Unlike student loans, you don’t repay a scholarship. But getting a scholarship isn’t as easy as walking into a bank. You have to apply for and be awarded a scholarship. Some are based purely on need. Others are merit-based and very competitive. The good news is there is a seemingly endless list of scholarships to apply and compete for. The trick is to find scholarships that you qualify for. Ask each school you apply to about scholarships they offer and the deadline for applying for the scholarships.
Think you won’t qualify for any scholarship? Think again. There are unusual scholarships you’d never dream of: scholarships for tall people, gamers and golf caddies, for example. (Find more at Goingmerry.com). There’s even a scholarship for people who apply for lots of scholarships (the Debt.com Scholarship for Aggressive Scholarship Applicants).
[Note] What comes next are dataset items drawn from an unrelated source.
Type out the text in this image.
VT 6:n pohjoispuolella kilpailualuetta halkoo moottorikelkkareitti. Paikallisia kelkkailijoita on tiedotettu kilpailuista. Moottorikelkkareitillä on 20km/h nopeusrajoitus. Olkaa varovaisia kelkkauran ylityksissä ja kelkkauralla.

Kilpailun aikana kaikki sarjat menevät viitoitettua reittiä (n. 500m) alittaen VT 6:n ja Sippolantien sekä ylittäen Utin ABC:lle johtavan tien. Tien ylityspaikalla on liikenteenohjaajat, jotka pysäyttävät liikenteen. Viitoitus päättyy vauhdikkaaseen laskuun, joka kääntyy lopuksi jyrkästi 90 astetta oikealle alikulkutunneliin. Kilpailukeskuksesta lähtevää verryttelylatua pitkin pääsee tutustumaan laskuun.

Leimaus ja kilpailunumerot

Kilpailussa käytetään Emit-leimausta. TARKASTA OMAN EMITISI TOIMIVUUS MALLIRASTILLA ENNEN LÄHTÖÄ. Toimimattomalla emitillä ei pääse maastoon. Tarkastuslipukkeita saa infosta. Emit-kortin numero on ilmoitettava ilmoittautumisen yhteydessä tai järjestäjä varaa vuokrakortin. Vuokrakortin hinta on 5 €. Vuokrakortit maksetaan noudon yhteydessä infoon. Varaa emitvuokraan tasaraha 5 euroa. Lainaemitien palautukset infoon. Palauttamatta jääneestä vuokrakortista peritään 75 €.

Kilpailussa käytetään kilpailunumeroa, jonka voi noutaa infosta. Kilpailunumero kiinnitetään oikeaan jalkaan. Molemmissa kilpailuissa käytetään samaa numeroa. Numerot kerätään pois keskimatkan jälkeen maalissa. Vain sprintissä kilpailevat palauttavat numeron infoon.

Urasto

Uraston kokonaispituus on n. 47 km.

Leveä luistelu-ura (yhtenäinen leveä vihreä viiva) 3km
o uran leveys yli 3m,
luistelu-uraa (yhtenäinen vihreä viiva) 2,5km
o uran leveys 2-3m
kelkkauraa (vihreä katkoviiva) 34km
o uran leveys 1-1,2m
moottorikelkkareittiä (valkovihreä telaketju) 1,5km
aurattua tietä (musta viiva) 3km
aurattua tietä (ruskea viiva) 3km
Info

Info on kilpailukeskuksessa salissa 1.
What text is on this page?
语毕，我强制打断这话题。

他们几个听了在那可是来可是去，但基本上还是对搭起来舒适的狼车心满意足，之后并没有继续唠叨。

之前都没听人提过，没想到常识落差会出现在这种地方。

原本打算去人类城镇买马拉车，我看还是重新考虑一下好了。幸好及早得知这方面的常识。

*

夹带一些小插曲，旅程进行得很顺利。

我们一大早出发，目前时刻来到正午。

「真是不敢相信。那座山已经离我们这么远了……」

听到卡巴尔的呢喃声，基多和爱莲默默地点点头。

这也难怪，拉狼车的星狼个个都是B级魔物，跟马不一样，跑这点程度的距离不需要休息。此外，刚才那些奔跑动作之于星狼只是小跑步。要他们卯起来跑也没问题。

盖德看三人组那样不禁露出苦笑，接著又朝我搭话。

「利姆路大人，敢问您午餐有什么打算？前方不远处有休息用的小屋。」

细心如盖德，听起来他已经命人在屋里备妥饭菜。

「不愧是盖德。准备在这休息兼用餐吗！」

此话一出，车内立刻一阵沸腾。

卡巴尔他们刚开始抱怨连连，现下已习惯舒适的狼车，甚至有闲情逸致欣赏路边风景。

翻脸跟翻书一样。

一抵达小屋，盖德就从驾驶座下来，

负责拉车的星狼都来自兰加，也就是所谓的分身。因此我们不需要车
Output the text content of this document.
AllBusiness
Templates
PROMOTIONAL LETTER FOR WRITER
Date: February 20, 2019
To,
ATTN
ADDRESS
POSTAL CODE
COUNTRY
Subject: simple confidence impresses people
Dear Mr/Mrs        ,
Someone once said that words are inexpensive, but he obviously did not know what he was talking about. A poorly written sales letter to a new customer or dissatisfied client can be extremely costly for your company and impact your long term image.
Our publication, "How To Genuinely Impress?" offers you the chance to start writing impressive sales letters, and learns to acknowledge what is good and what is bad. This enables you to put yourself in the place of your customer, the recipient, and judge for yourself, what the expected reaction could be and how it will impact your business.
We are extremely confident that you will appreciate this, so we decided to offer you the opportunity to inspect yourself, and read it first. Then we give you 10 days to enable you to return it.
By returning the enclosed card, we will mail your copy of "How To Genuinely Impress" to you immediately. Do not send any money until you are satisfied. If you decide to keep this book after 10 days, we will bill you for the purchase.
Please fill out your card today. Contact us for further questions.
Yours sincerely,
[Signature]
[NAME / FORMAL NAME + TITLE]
There are dozens of scholarships for immigrants and first-generation Americans and at least 100 scholarships just for children of members of the military. You can find them at militarywithkids.com/100-military-kids-scholarships
Here are a few other places to look for scholarships: Cappex, Central Indiana Community Foundation, Chegg, Scholarships.com, Scholarship Monkey and Unigo
Income share agreements
An ISA is a contract that provides funding for college that you repay based on your future salary. They are not student loans. In general, you’ll start repaying an ISA after you leave school and attain a specific income threshold. How much you pay each month, and overall, is spelled out in the agreement. Most schools don’t offer ISAs, but Purdue University is an exception. Its Back a Boiler program has disbursed more than $18 million to almost 1,000 students since the program’s inception. The average award for the program is more than $10,000, with payment terms ranging from seven to 10 years. Note that there aren’t many regulations governing ISAs, so do your homework before agreeing to one.
Did you know?
If you’re looking for clues about how students at various schools do financially, you can check the student loan default rate. That’s the percentage of students at a school who are in default on their student loans. In 2021, the national average is more than 10%, and the average in Indiana is just under 10%, according to the U.S. Department of Education. Indiana has several schools with significantly lower default rates of between 2% and 5%. Those include the main campuses of Indiana and Purdue universities, Valparaiso University, Goshen College and Grace College and Theological Seminary. All of those schools appeared on College Factual’s list of best Indiana colleges for non-traditional students.